I’ve decided to change Eric Byrnes’ nickname from [currently unknown] to the Panda. Pandas are harmless, playful creatures that pose no threat to anyone. They like to dance and roll around in the dirt; they have no sense of self-preservation.
I don’t know if you’ve heard, but Byrnes is in the middle of a ginormous slump. He’s currently in the middle of a 6/62 slump for a .094 clip. Seriously. The Mendoza line looks like a goal right now.
So I present our first ever Major League Jerk poll:
Which do you think will happen first:
a)Eric Byrnes changes his entrance music
b)Eric Byrnes gets benched for an extended period of time
c)Eric Byrnes has a multi-hit game
d)Eric Byrnes has a string of single hit games (more than three)

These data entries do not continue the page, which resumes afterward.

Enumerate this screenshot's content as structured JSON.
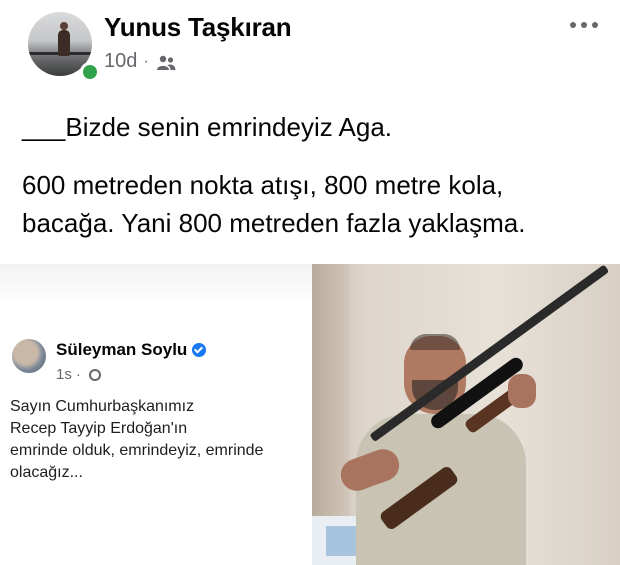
{
  "post": {
    "author_name": "Yunus Taşkıran",
    "time": "10d",
    "separator": "·",
    "audience_icon": "friends-icon",
    "more_icon": "more-dots-icon",
    "text_line1": "___Bizde senin emrindeyiz Aga.",
    "text_line2": "600 metreden nokta atışı, 800 metre kola,",
    "text_line3": "bacağa. Yani 800 metreden fazla yaklaşma."
  },
  "embedded": {
    "author_name": "Süleyman Soylu",
    "time": "1s",
    "separator": "·",
    "text_lines": [
      "Sayın Cumhurbaşkanımız",
      "Recep Tayyip Erdoğan'ın",
      "emrinde olduk, emrindeyiz, emrinde",
      "olacağız..."
    ]
  },
  "colors": {
    "online": "#31a24c",
    "verified": "#1877f2",
    "meta_text": "#65676b"
  }
}
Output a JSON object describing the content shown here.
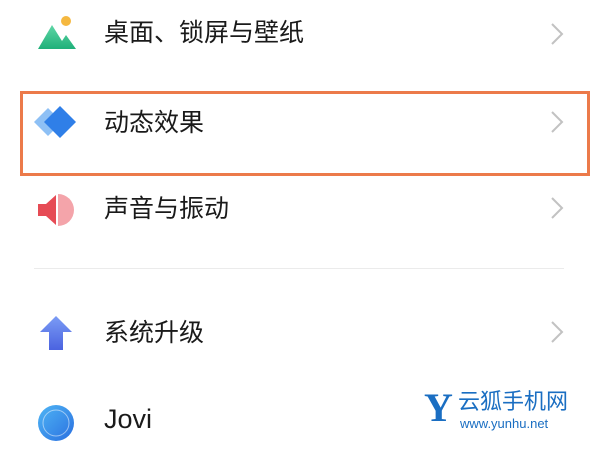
{
  "settings": {
    "items": [
      {
        "label": "桌面、锁屏与壁纸",
        "icon": "landscape-icon",
        "chevron": true
      },
      {
        "label": "动态效果",
        "icon": "diamond-icon",
        "chevron": true,
        "highlighted": true
      },
      {
        "label": "声音与振动",
        "icon": "speaker-icon",
        "chevron": true
      },
      {
        "label": "系统升级",
        "icon": "upgrade-arrow-icon",
        "chevron": true
      },
      {
        "label": "Jovi",
        "icon": "jovi-icon",
        "chevron": false
      }
    ]
  },
  "watermark": {
    "logo_letter": "Y",
    "name": "云狐手机网",
    "url": "www.yunhu.net"
  },
  "colors": {
    "highlight_border": "#ec7a4a",
    "watermark": "#1a6ec2",
    "chevron": "#c2c2c2"
  }
}
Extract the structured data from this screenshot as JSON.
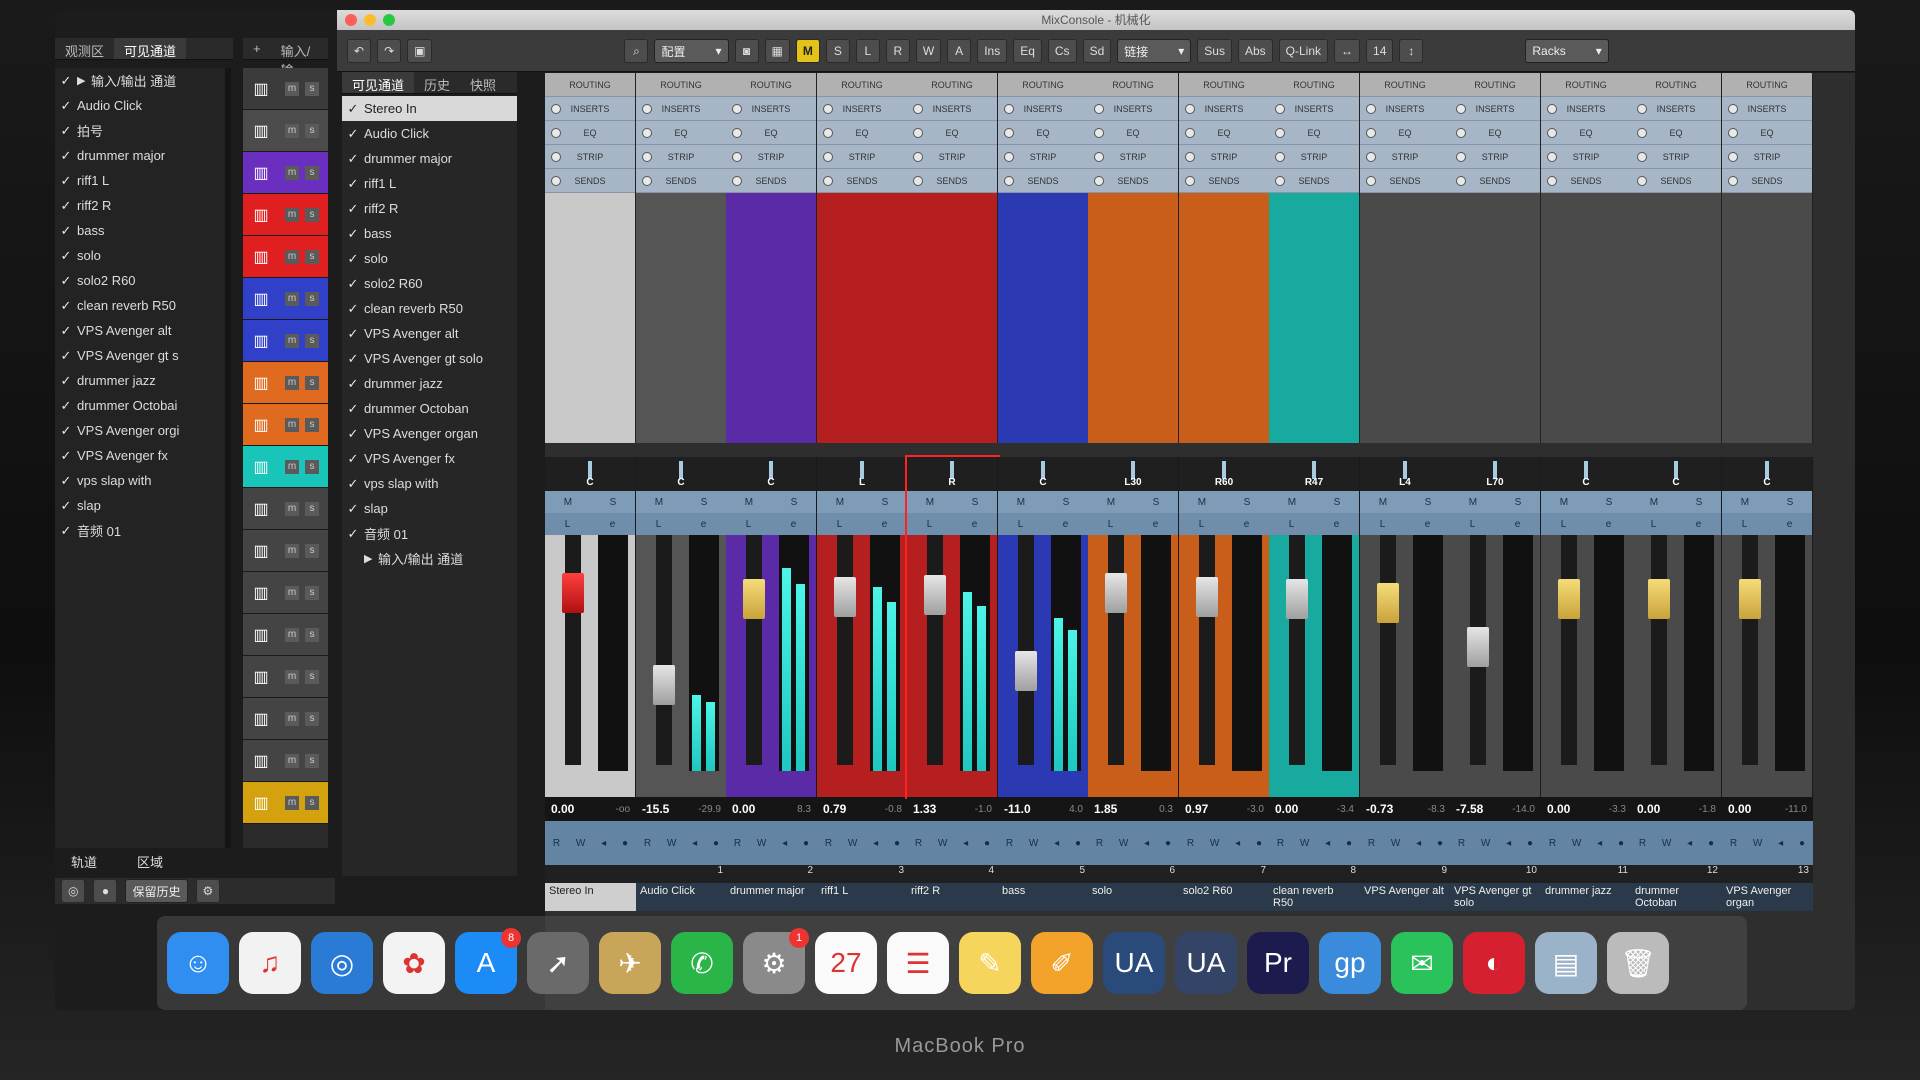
{
  "window_title": "MixConsole - 机械化",
  "device": "MacBook Pro",
  "left_tabs": [
    "观测区",
    "可见通道"
  ],
  "bottom_tabs": [
    "轨道",
    "区域"
  ],
  "keep_history": "保留历史",
  "strip_header": "输入/输",
  "mix_tabs": [
    "可见通道",
    "历史",
    "快照"
  ],
  "icons": {
    "add": "+",
    "history": "◎",
    "record": "●",
    "settings": "⚙",
    "undo": "↶",
    "redo": "↷",
    "layout": "▣",
    "search": "⌕",
    "down": "▾",
    "camera": "◙",
    "grid": "▦",
    "width": "↔",
    "height": "↕",
    "check": "✓",
    "tri": "▶"
  },
  "toolbar": {
    "config": "配置",
    "m": "M",
    "s": "S",
    "l": "L",
    "r": "R",
    "w": "W",
    "a": "A",
    "ins": "Ins",
    "eq": "Eq",
    "cs": "Cs",
    "sd": "Sd",
    "link": "链接",
    "sus": "Sus",
    "abs": "Abs",
    "qlink": "Q-Link",
    "count": "14",
    "racks": "Racks"
  },
  "tracks": [
    "输入/输出 通道",
    "Audio Click",
    "拍号",
    "drummer major",
    "riff1 L",
    "riff2 R",
    "bass",
    "solo",
    "solo2 R60",
    "clean reverb R50",
    "VPS Avenger alt",
    "VPS Avenger gt s",
    "drummer jazz",
    "drummer Octobai",
    "VPS Avenger orgi",
    "VPS Avenger fx",
    "vps slap with",
    "slap",
    "音频 01"
  ],
  "strip_colors": [
    "#3b3b3b",
    "#4b4b4b",
    "#6a2fbf",
    "#e02020",
    "#e02020",
    "#3140c8",
    "#3140c8",
    "#e06a1f",
    "#e06a1f",
    "#19c4b8",
    "#444",
    "#444",
    "#444",
    "#444",
    "#444",
    "#444",
    "#444",
    "#d4a20f"
  ],
  "visible_channels": [
    "Stereo In",
    "Audio Click",
    "drummer major",
    "riff1 L",
    "riff2 R",
    "bass",
    "solo",
    "solo2 R60",
    "clean reverb R50",
    "VPS Avenger alt",
    "VPS Avenger gt solo",
    "drummer jazz",
    "drummer Octoban",
    "VPS Avenger organ",
    "VPS Avenger fx",
    "vps slap with",
    "slap",
    "音频 01",
    "输入/输出 通道"
  ],
  "rack_labels": [
    "ROUTING",
    "INSERTS",
    "EQ",
    "STRIP",
    "SENDS"
  ],
  "channels": [
    {
      "name": "Stereo In",
      "num": "",
      "pan": "C",
      "color": "#c9c9c9",
      "vol": "0.00",
      "peak": "-oo",
      "level": 0,
      "fader": 0.82,
      "red": true
    },
    {
      "name": "Audio Click",
      "num": "1",
      "pan": "C",
      "color": "#555",
      "vol": "-15.5",
      "peak": "-29.9",
      "level": 0.32,
      "fader": 0.38
    },
    {
      "name": "drummer major",
      "num": "2",
      "pan": "C",
      "color": "#5b2aa6",
      "vol": "0.00",
      "peak": "8.3",
      "level": 0.86,
      "fader": 0.79
    },
    {
      "name": "riff1 L",
      "num": "3",
      "pan": "L",
      "color": "#b51f1f",
      "vol": "0.79",
      "peak": "-0.8",
      "level": 0.78,
      "fader": 0.8
    },
    {
      "name": "riff2 R",
      "num": "4",
      "pan": "R",
      "color": "#b51f1f",
      "vol": "1.33",
      "peak": "-1.0",
      "level": 0.76,
      "fader": 0.81,
      "selected": true
    },
    {
      "name": "bass",
      "num": "5",
      "pan": "C",
      "color": "#2b39b3",
      "vol": "-11.0",
      "peak": "4.0",
      "level": 0.65,
      "fader": 0.45
    },
    {
      "name": "solo",
      "num": "6",
      "pan": "L30",
      "color": "#c85e1a",
      "vol": "1.85",
      "peak": "0.3",
      "level": 0,
      "fader": 0.82
    },
    {
      "name": "solo2 R60",
      "num": "7",
      "pan": "R60",
      "color": "#c85e1a",
      "vol": "0.97",
      "peak": "-3.0",
      "level": 0,
      "fader": 0.8
    },
    {
      "name": "clean reverb R50",
      "num": "8",
      "pan": "R47",
      "color": "#18a99f",
      "vol": "0.00",
      "peak": "-3.4",
      "level": 0,
      "fader": 0.79
    },
    {
      "name": "VPS Avenger alt",
      "num": "9",
      "pan": "L4",
      "color": "#4a4a4a",
      "vol": "-0.73",
      "peak": "-8.3",
      "level": 0,
      "fader": 0.77
    },
    {
      "name": "VPS Avenger gt solo",
      "num": "10",
      "pan": "L70",
      "color": "#4a4a4a",
      "vol": "-7.58",
      "peak": "-14.0",
      "level": 0,
      "fader": 0.56
    },
    {
      "name": "drummer jazz",
      "num": "11",
      "pan": "C",
      "color": "#4a4a4a",
      "vol": "0.00",
      "peak": "-3.3",
      "level": 0,
      "fader": 0.79
    },
    {
      "name": "drummer Octoban",
      "num": "12",
      "pan": "C",
      "color": "#4a4a4a",
      "vol": "0.00",
      "peak": "-1.8",
      "level": 0,
      "fader": 0.79
    },
    {
      "name": "VPS Avenger organ",
      "num": "13",
      "pan": "C",
      "color": "#4a4a4a",
      "vol": "0.00",
      "peak": "-11.0",
      "level": 0,
      "fader": 0.79
    }
  ],
  "dock_apps": [
    {
      "name": "finder",
      "glyph": "☺",
      "color": "#2f8ef0"
    },
    {
      "name": "music",
      "glyph": "♫",
      "color": "#f2f2f2"
    },
    {
      "name": "safari",
      "glyph": "◎",
      "color": "#2a7bd6"
    },
    {
      "name": "photos",
      "glyph": "✿",
      "color": "#f3f3f3"
    },
    {
      "name": "app-store",
      "glyph": "A",
      "color": "#1c8bf5",
      "badge": "8"
    },
    {
      "name": "launchpad",
      "glyph": "➚",
      "color": "#6a6a6a"
    },
    {
      "name": "mail-eagle",
      "glyph": "✈",
      "color": "#c9a55a"
    },
    {
      "name": "facetime",
      "glyph": "✆",
      "color": "#29b548"
    },
    {
      "name": "system-preferences",
      "glyph": "⚙",
      "color": "#8a8a8a",
      "badge": "1"
    },
    {
      "name": "calendar",
      "glyph": "27",
      "color": "#fafafa"
    },
    {
      "name": "reminders",
      "glyph": "☰",
      "color": "#fafafa"
    },
    {
      "name": "notes",
      "glyph": "✎",
      "color": "#f6d55c"
    },
    {
      "name": "pages",
      "glyph": "✐",
      "color": "#f3a32a"
    },
    {
      "name": "ua-console",
      "glyph": "UA",
      "color": "#2a4a7a"
    },
    {
      "name": "ua-meter",
      "glyph": "UA",
      "color": "#334466"
    },
    {
      "name": "premiere",
      "glyph": "Pr",
      "color": "#1d1b4d"
    },
    {
      "name": "guitar-pro",
      "glyph": "gp",
      "color": "#3a8bdc"
    },
    {
      "name": "wechat",
      "glyph": "✉",
      "color": "#29c25b"
    },
    {
      "name": "cubase",
      "glyph": "◐",
      "color": "#d62030"
    },
    {
      "name": "preview",
      "glyph": "▤",
      "color": "#9bb3c9"
    },
    {
      "name": "trash",
      "glyph": "🗑",
      "color": "#bbb"
    }
  ]
}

e)Eric Byrnes quits and takes up dancing/flying lessons
I’m guessing “a” since he’s supposedly superstitious. Plus, I really, really want him to change that music. That song has been stuck in my head for two months now.




dude…pandas will fuck you up.
F) Eric Byrnes spreads Peanut Butter on his balls and lets his dog lick it off
G)Eric Byrnes goes down to the bars out side the ASU campus and finds a slump buster to give a ruffie too
@Roman: You don’t need to give a slumpbuster a ruffie. Doesn’t that defeat the purpose?
@spence: no they won’t
Threeve) He starts wearing women’s garter belts to improve his focus.
Hef – I thought you were better than a superfluous apostrophe in “pandas.”
I think he needs the mustache back. It was his source of power.
Come on, guys. It’s spelled ‘roofies.’ Hef, I know you don’t know how to distinguish between the possessive and plural forms, but I thought you knew the truncated form of rohypnol.
But with that fabulous haircut, I find it much more likely that he’ll get a nice, relaxing day at the spa to get him back into the hittin’ mood. Maybe if he gets his nails done, he’ll grip the bat better.